Desta per lo meno stupore, se non proprio sconcerto, la dichiarazione del presidente leghista della Lombardia, Attilio Fontana, in risposta a quanto detto mercoledì dal segretario generale della Cei, Stefano Russo, in sereno dialogo col compagno di partito di Fontana (e sottosegretario alla Presidenza del Consiglio) Giancarlo Giorgetti sulla questione delle autonomie regionali. «Credo che abbia letto poco la nostra riforma, che la conosca meno di come io conosco il Vangelo», ha sentenziato il governatore accusando il vescovo di «genericità, qualunquismo e non conoscenza del contenuto che lascia esterefatti».
Parole gravi e senza senso. L’esatto contrario di quelle pronunciate dal segretario generale della Cei. Rileggiamole: «La questione delle autonomie regionali non può risolversi – se non a prezzo di erodere la radice della nazione – nel 'festival dei particolarismi', nel frazionamento o nel separatismo. Cosa resterebbe dello Stato, se il Paese si muovesse secondo una cittadinanza differenziata e diseguale? Come Chiesa siamo sì a favore dell’autonomia, ma all’interno di un quadro di condizioni che impediscano di trasformarla in un grimaldello con cui scardinare la casa comune».

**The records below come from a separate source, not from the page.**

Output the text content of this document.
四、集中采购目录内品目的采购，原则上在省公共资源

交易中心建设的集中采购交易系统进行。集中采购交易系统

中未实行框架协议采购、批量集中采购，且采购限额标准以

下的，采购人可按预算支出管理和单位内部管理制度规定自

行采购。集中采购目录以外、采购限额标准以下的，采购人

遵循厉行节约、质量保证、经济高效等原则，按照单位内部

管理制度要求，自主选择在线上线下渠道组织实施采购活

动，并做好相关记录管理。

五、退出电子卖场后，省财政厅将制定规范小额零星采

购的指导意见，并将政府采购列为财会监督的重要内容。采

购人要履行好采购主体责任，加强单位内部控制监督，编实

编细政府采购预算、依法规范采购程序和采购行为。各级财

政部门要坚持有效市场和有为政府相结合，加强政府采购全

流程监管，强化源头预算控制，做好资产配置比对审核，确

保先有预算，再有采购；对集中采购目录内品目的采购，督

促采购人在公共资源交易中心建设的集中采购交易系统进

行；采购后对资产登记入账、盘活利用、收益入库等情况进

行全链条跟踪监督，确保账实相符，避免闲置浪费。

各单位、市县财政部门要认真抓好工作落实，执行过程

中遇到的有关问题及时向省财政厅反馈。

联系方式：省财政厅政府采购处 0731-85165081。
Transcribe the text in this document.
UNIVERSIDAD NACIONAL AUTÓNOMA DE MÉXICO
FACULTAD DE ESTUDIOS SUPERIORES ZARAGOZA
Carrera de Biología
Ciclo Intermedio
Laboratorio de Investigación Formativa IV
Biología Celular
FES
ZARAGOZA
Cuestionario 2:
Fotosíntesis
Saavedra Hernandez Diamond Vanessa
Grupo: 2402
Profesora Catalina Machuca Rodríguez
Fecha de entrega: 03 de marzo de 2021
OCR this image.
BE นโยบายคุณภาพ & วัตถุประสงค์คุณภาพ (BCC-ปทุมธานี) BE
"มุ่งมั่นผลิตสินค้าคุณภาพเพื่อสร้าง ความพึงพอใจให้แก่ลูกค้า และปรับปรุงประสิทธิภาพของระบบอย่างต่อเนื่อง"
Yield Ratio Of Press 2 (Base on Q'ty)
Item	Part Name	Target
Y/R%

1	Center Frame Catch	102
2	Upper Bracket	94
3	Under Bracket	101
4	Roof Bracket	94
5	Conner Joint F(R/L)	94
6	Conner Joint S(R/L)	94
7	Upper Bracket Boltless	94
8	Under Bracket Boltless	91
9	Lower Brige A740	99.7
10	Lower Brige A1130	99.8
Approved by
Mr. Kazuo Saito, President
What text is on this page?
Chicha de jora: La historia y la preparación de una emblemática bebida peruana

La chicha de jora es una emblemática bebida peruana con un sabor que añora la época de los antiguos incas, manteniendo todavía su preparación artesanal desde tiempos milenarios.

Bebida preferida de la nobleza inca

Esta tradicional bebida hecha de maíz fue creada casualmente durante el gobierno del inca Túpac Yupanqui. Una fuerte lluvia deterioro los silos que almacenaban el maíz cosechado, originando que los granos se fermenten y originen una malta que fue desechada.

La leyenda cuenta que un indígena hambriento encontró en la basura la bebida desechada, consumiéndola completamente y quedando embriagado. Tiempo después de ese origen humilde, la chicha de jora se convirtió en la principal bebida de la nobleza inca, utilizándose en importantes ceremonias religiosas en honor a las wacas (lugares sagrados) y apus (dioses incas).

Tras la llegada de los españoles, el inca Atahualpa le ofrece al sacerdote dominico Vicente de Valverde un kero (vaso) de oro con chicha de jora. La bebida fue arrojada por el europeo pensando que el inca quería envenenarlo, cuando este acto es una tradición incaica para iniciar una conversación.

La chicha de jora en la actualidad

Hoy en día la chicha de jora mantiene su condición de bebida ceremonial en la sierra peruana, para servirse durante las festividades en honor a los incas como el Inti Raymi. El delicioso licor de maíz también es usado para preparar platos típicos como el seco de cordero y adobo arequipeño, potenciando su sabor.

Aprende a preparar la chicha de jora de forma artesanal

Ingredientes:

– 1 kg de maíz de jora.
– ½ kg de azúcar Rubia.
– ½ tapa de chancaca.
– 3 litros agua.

A leggere poco e male le espressioni di Russo è, dunque, stato proprio Fontana. Altrimenti si sarebbe accorto che la Chiesa non è affatto contraria all’«autonomia» (e alla sussidiarietà, princìpi costituzionali tanto quanto idee guida 'cattoliche'), ma invita a non farne un cavallo di Troia verso un’Italia a due o tre velocità, lontana dalla solidarietà scolpita dalla Costituzione, che all’articolo 5 proclama la Repubblica «una e indivisibile». Nessuno può imporre a Fontana di leggere il Vangelo, ma è troppo chiedergli di conoscere almeno la Carta fondamentale dello Stato?